The IRS Whistleblower Program’s annual report for FY 2015 calls on Congress to provide legal protections to whistleblowers from retaliation, similar to the protections accorded under other whistleblower award programs.
The report offers the following justification for enacting a federal law protecting whistleblowers who report tax fraud or tax underpayment:
Whistleblowers may be putting their careers at risk by coming forward with information, which is not an easy step to take. Providing whistleblowers with protection from retaliation by their employer would help make the IRS Whistleblower Program more effective and help bring to light additional violations of tax laws that may otherwise go undetected. . . When the whistleblower is an employee of the taxpayer, retaliation can take the form of a job-related action. In other cases, whistleblowers may face threats of physical harm or damage to economic interests.
This is a sound recommendation and hopefully such legislation will expressly protect internal disclosures and incorporate the best practices in recently enacted whistleblower protection laws, including contributing factor causation and the right to a jury trial.
In the interim, corporate whistleblowers that suffer retaliation for disclosing tax fraud or tax underpayment can seek protection under the whistleblower protection provisions of the Sarbanes-Oxley Act, or under the Dodd-Frank Act. For example in Vannoy v.

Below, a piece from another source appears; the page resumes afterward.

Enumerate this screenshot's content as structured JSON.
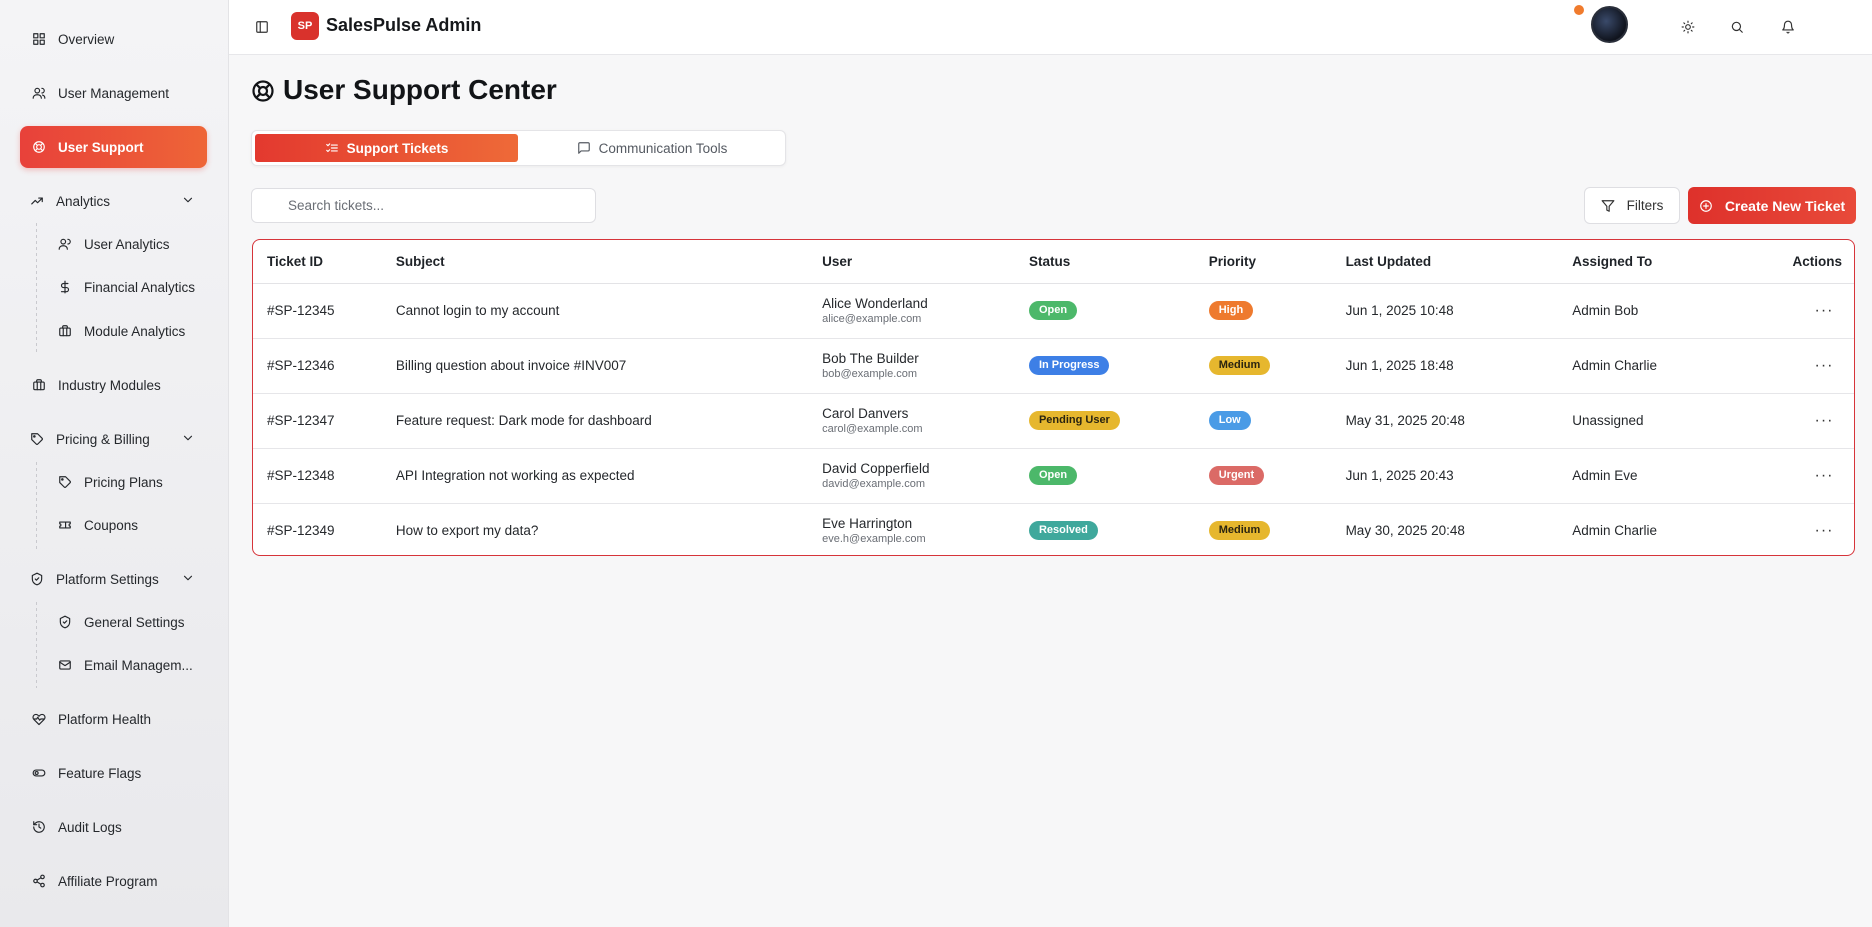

Celanese Corp., a DOL ALJ held that disclosures about improper deductions stemming from personal, non-business cash advances and purchases were protected under SOX.
Section 922 of the Dodd-Frank Act can protect disclosures about tax fraud in that it encompasses disclosures protected under 18 U.S.C. Sec. 1513(e),which prohibits retaliation for a disclosure about the “commission or possible commission of any Federal offense.” As certain forms of tax evasion are criminal offenses, disclosures about tax avoidance schemes can be protected under the Dodd-Frank Act.